A judge has rebuffed a bid by Arizona Secretary of State Adrian Fontes to delay her order immediately blocking rules he adopted about what people can do in and around polling places.
In a new order, Maricopa County Superior Court Judge Jennifer Ryan-Touhill rejected Fontes' claim that what he put into the new Elections Procedures Manual was not an effort to restrict conduct or First Amendment rights but instead meant only as "instructions and guidance for election officials.''
That, she said, is not the case, calling the provisions "an overreach by the secretary of state that restricted free speech.''
And Ryan-Touhill said nothing in her ruling interferes with the ability of police to enforce actual statutes, adopted by lawmakers, governing what is and is not legal.
She also rejected Fontes' contention that changing the rules so close to the Nov. 5 election — rules that have been used to train election workers — would cause chaos.
"It's an unfortunate decision," Fontes said in a prepared statement. "But election officials have been working around the clock to ensure these elections are secure, accurate and safe.''
And there's an option, he said, for anyone who is concerned about what might be happening in and around polling places: People are able to request an early ballot and drop it in the mail until Oct. 24 to be sure it arrives by Election Day.
Scot Mussi, president of the Free Enterprise Club which challenged the rules, praised the ruling.
"It's outrageous that Adrian Fontes tried to go to court to delay our constitutional rights being in place through the election,'' he said.
At the heart of the legal fight is a question of exactly what the Elections Procedures Manual is — and how its provisions can be enforced.
State law already provides the broad strokes. So, for example, it's illegal to doing electioneering within 75 feet of a poll, things like giving out literature or carrying signs.
All that is repeated in the manual, which Fontes has described as "guidance'' for election officials.
What Mussi's organization charged in its lawsuit is that many other items go beyond that guidance -- criminalizing conduct that is not restricted in the state Election Code prohibits.
So, for example, there's the question of what is acceptable outside that 75-foot limit.
The manual bars electioneering there if it can be heard from inside the polling place, something the judge found overbroad.
Then there's the issue of what clothing is acceptable by those when they cast a ballot. Mussi said his organization's position — affirmed by the judge — is that people can wear whatever they want, even if it promotes a candidate or urges support or opposition for a ballot measure.

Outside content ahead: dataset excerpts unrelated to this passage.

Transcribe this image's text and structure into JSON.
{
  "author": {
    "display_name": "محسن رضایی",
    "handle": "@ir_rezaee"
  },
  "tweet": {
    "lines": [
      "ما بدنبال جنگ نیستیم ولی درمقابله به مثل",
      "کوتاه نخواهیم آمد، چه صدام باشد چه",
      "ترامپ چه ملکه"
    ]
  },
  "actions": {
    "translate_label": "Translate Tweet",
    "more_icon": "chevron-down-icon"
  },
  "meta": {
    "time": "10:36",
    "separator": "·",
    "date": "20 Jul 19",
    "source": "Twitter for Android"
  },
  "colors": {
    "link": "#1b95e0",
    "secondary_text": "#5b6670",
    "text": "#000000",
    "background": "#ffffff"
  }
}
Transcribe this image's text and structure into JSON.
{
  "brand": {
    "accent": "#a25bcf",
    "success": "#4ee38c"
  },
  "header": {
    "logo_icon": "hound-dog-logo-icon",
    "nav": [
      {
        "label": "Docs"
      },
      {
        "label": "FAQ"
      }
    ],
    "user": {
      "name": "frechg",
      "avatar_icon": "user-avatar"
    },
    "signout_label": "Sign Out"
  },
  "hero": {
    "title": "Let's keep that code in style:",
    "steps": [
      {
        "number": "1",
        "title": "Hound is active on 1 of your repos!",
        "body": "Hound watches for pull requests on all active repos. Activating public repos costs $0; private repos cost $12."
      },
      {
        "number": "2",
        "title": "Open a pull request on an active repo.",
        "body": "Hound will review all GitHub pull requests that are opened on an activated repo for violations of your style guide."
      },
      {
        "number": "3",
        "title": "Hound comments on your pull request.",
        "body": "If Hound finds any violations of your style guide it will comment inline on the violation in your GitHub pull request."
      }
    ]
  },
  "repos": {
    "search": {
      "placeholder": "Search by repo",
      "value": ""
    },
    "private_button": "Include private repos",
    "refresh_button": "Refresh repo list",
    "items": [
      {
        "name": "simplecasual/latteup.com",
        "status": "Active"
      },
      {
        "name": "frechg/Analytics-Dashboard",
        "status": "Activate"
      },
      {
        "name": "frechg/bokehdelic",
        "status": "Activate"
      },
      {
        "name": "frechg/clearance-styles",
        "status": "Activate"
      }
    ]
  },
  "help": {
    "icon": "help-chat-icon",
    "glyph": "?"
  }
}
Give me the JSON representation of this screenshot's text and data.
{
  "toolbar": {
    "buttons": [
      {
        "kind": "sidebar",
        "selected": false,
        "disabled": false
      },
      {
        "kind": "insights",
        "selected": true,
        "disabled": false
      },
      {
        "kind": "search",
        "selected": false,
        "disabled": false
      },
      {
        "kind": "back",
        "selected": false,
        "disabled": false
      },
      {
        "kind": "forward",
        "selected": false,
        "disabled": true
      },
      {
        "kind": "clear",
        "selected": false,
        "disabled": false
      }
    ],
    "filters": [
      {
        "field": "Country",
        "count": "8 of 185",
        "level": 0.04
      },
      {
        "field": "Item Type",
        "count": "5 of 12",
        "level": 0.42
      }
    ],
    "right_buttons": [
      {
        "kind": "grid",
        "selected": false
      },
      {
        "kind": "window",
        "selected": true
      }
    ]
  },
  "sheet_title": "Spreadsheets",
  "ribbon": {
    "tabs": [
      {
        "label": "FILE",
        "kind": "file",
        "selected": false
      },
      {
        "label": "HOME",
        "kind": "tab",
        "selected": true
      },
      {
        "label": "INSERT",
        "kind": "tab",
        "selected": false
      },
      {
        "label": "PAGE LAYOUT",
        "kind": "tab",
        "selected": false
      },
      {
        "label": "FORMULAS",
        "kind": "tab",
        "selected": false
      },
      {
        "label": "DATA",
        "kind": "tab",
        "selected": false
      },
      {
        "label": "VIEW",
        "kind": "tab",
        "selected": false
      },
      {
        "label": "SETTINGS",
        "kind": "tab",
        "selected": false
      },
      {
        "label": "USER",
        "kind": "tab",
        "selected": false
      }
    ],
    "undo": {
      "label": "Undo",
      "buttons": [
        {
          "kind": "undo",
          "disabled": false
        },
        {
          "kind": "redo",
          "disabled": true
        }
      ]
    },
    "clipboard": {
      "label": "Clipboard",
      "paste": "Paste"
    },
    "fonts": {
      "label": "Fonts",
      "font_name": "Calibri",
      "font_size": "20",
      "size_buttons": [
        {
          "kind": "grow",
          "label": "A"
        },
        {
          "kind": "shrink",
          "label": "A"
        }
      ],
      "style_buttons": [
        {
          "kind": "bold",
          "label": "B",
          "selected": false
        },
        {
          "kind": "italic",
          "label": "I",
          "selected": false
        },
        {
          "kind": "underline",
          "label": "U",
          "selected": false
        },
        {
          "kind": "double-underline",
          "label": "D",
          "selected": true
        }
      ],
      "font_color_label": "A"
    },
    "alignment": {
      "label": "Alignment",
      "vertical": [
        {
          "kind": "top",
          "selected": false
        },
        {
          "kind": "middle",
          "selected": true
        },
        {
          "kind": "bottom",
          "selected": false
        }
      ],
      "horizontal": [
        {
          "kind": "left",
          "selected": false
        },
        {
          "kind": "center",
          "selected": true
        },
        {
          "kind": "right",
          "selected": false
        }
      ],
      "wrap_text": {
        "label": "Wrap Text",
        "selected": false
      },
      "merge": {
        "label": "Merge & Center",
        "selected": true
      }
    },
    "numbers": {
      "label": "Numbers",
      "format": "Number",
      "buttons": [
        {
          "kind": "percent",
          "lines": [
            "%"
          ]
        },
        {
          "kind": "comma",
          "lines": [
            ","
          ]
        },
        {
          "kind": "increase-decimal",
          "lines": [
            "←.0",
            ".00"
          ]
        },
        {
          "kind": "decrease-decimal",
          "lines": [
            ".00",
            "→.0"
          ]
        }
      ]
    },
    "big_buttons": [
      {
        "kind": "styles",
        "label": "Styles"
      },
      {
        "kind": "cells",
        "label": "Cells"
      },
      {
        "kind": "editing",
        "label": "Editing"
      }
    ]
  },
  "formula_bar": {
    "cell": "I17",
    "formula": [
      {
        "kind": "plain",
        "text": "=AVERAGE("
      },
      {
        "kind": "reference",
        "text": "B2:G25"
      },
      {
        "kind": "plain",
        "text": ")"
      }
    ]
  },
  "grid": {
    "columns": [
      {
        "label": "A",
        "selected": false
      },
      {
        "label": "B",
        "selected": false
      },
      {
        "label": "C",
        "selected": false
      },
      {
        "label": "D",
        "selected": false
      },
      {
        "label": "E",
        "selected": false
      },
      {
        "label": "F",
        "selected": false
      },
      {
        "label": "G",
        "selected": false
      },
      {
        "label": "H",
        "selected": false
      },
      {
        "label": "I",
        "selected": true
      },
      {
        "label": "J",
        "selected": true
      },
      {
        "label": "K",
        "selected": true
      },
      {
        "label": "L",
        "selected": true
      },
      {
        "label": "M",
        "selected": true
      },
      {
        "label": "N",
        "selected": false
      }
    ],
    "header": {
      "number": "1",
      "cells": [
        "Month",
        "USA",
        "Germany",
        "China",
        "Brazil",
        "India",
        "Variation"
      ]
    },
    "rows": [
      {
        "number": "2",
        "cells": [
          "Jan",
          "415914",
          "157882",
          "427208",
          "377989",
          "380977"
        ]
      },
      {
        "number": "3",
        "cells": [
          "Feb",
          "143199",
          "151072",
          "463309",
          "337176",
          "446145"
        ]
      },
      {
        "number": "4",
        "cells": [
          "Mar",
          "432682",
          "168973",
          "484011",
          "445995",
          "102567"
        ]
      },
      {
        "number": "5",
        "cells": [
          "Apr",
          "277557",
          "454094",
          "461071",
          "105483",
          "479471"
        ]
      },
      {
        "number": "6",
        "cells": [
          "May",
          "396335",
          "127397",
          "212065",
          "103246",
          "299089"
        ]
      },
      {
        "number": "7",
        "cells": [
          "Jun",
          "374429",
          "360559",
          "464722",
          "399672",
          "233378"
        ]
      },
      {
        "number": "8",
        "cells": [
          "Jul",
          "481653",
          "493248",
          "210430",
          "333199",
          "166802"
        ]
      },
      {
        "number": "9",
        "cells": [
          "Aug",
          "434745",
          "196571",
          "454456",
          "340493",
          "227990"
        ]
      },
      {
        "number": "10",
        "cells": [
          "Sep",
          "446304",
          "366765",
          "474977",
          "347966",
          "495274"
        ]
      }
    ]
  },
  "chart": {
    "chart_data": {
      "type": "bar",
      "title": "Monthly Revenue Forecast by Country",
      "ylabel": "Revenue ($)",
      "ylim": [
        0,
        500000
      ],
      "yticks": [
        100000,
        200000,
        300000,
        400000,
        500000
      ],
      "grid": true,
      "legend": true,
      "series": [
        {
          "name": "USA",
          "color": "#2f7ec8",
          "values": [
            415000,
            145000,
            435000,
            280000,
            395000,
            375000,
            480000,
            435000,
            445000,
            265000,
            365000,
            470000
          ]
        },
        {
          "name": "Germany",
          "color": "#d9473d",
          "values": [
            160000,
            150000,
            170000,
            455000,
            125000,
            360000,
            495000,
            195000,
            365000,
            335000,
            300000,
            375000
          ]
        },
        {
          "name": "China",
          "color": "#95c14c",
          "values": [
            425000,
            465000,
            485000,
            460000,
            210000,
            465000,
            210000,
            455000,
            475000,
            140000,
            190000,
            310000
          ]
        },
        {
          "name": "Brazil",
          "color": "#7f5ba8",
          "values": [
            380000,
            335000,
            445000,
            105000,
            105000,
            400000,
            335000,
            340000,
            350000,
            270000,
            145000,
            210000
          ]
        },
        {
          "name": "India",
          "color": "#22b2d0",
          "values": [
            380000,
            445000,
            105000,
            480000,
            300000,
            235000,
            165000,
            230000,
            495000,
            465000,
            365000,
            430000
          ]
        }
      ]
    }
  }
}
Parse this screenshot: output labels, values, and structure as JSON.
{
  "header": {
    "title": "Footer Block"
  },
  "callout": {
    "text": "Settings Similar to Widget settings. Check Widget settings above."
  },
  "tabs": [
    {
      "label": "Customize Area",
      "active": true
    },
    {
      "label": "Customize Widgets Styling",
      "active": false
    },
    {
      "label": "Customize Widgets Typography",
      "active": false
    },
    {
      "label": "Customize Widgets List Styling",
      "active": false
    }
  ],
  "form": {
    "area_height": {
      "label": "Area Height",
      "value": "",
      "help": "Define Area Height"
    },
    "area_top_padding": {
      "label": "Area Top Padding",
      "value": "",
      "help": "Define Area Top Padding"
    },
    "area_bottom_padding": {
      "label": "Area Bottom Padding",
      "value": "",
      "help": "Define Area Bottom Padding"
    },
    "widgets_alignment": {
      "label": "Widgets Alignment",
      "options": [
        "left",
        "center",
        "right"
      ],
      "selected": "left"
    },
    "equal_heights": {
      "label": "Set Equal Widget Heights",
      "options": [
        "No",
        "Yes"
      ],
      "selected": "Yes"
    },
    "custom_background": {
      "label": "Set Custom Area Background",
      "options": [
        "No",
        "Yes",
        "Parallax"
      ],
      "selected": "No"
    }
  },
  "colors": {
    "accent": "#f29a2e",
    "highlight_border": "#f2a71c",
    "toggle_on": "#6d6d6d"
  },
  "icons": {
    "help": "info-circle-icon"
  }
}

"You have a First Amendment right to wear a T-shirt like that,'' he said. But he said the way the manual was worded was so broadly worded as to capture and criminalize legal, First Amendment rights.
Much of what is in the manual is designed to prohibit harassment.
Only thing is, there is nothing in state election law that makes that a crime. Yet the manual says it can include any unspecified "disruptive'' behavior, unspecified "aggressive'' behavior, raising one's voice, as well as insulting or offensive language.
What also is problematic, she said, is that the manual requires election officials to interpret whether an offense has occurred — not through any objective standard but through the eyes of someone else.
That goes back to issues like what someone is wearing.
Consider, Mussi said, if someone shows up at a polling place wearing a shirt that says "conservatives stink like pigs.''
"If somebody found that offensive, under the language Fontes drafted in the Elections Procedures Manual, you could be removed from the polling place and prosecuted,'' he said. "And that was the crux of the issue here.''
The same problem existed, Mussi said, if someone raised his or her voice and a poll worker decided that was "aggressive'' behavior.
Ryan-Touhill said the problem was even more complex than a poll worker calling the police. She even if the person isn't arrested, the manual would allow him or her to be ejected from the polling place, a move the judge noted could result in disenfranchisement.
Fontes had something else working against him.
In general, when a court weighs whether to enjoin a rule or law, one of the things it considers is the balance of hardships that a ruling will impose on one side or the other. In this case, Ryan-Touhill said Fontes and Attorney General Kris Mayes, who also was sued, failed to show how they would be harmed if they cannot enforce the rules in the manual.
But she said the reverse is true if she were to allow the rules to be enforced.
"It is always in the public interest to prevent the violation of a party's constitutional rights,'' the judge said.
Strictly speaking, this isn't the end of the matter. Even though Ryan-Touhill enjoined enforcing provisions in the manual, Fontes still retains the opportunity to argue, at a full-blown trial, that the restrictions are both constitutional and necessary.
But that won't occur before the November election.